Arts Publications
Topic: RSS FeedPhotographers Inez van Lamsweerde/Vinoodh Matadin, designer Veronique Leroy
ArtForum, Feb, 1996 by Oliver Zahm
While Van Lamsweerde, who trained as an artist and shows her gallery work widely, has always shuttled between the art world and the runway, it was only four years ago that she joined forces with stylist Matadin to create the fashion spreads that have become their trademark. Using the computer-graphics toolbox, Quantel Paintbox, the pair not only "enhance" the models - elongating body parts, heightening the sheen of skin - they also create virtual backdrops that at once mimic and subvert the vision of high-adventure and exotica (artificial lakes, palm trees, and bright-red rockets) identified with '80s-style advertising.

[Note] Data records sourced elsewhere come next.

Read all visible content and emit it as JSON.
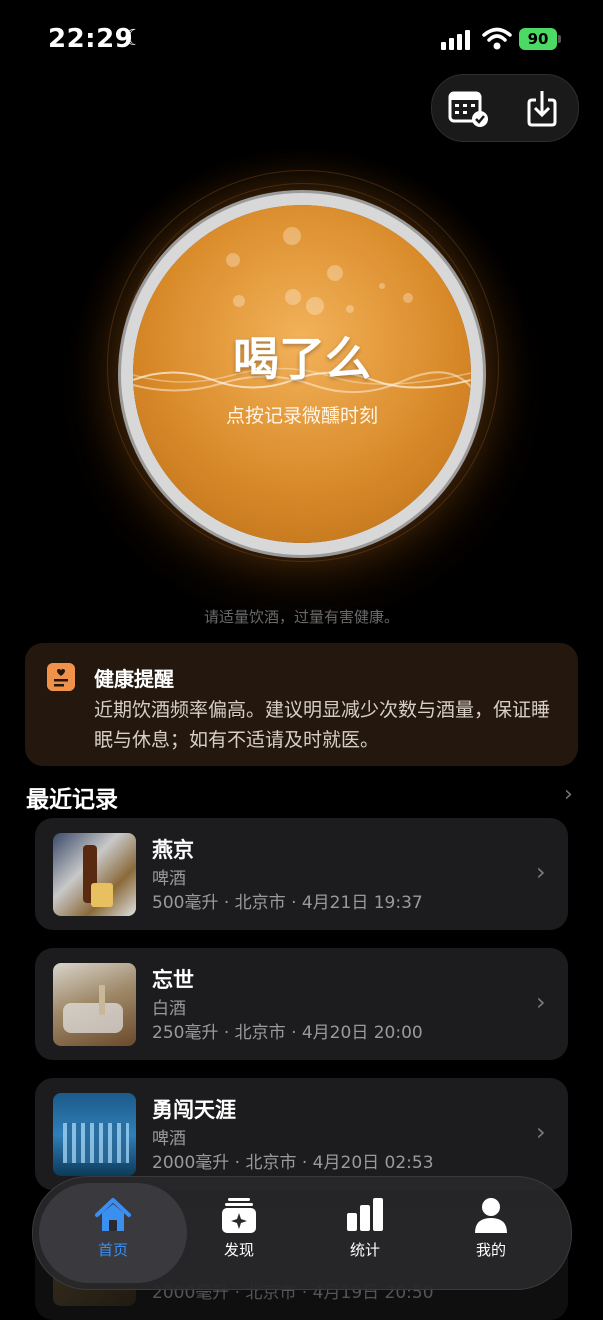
{
  "status": {
    "time": "22:29",
    "battery": "90"
  },
  "main": {
    "title": "喝了么",
    "subtitle": "点按记录微醺时刻",
    "advice": "请适量饮酒，过量有害健康。"
  },
  "health": {
    "title": "健康提醒",
    "body": "近期饮酒频率偏高。建议明显减少次数与酒量，保证睡眠与休息；如有不适请及时就医。"
  },
  "recent": {
    "title": "最近记录",
    "records": [
      {
        "name": "燕京",
        "type": "啤酒",
        "meta": "500毫升 · 北京市 · 4月21日 19:37"
      },
      {
        "name": "忘世",
        "type": "白酒",
        "meta": "250毫升 · 北京市 · 4月20日 20:00"
      },
      {
        "name": "勇闯天涯",
        "type": "啤酒",
        "meta": "2000毫升 · 北京市 · 4月20日 02:53"
      },
      {
        "name": "",
        "type": "",
        "meta": "2000毫升 · 北京市 · 4月19日 20:50"
      }
    ]
  },
  "tabs": [
    {
      "label": "首页",
      "icon": "home-icon",
      "active": true
    },
    {
      "label": "发现",
      "icon": "discover-icon",
      "active": false
    },
    {
      "label": "统计",
      "icon": "stats-icon",
      "active": false
    },
    {
      "label": "我的",
      "icon": "profile-icon",
      "active": false
    }
  ],
  "colors": {
    "accent": "#3b8ff0",
    "amber": "#d98b2a",
    "health_icon": "#f0924a"
  }
}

With their steroid-fueled metaglamour - mile-high legs, predatory glances, electric hairdos, and sensually made-up mouths - these hermetically sealed vignettes present a virtual (and truly inaccessible) ideal of beauty.
The sexual drive is no longer focused on the female body/object, as it is for Helmut Newton, but circulates throughout the entire image, irradiating every component. Though Van Lamsweerde and Matadin draw on Bourdin's oneiric esthetic, they take it a step further, representing the unconscious of fashion itself: its autoeroticism and fantasies of domination over the body, otherness, and femininity.
Leroy's designs effect a similar unveiling. In pointed contrast to her Belgian peers - deconstructionists Martin Margiela, Ann Demeulemeester, and Dries van Noten, who turned their backs on the glamour decade, preferring to emphasize the structure or the history of a particular garment - the Paris-trained Leroy picks up where Mugler, Claude Montana, and Azzedine Alaia left off and does them one better. Cutting her garments from fluorescent-colored synthetics like vinyl, knit, and Naugahyde, Leroy favors explosive bustlers, provocative slits, and plunging, zippered necklines, and props her Amazonian models on spike-heeled shoes decorated with gold chains. Yet where she follows Alaia (her former mentor) in her use of stretchy Lycra to highlight the curves of the body, her collection, with its evening dresses emblazoned with flame motifs typically reserved for custom-painted hot-rods (Summer '96) or the stewardess/barmaid look (Winter '95), throw the fashion image's objectification of woman into caricatured relief.
Taking this tightrope act with respect to the codes and cliches of the industry from the runway to the printed page requires the sympathetic collaboration of the photographer. In Van Lamsweerde and Matadin's high-intensity images, Leroy has discovered a take on the fashion system as vitriolic in its anticonformism as her own.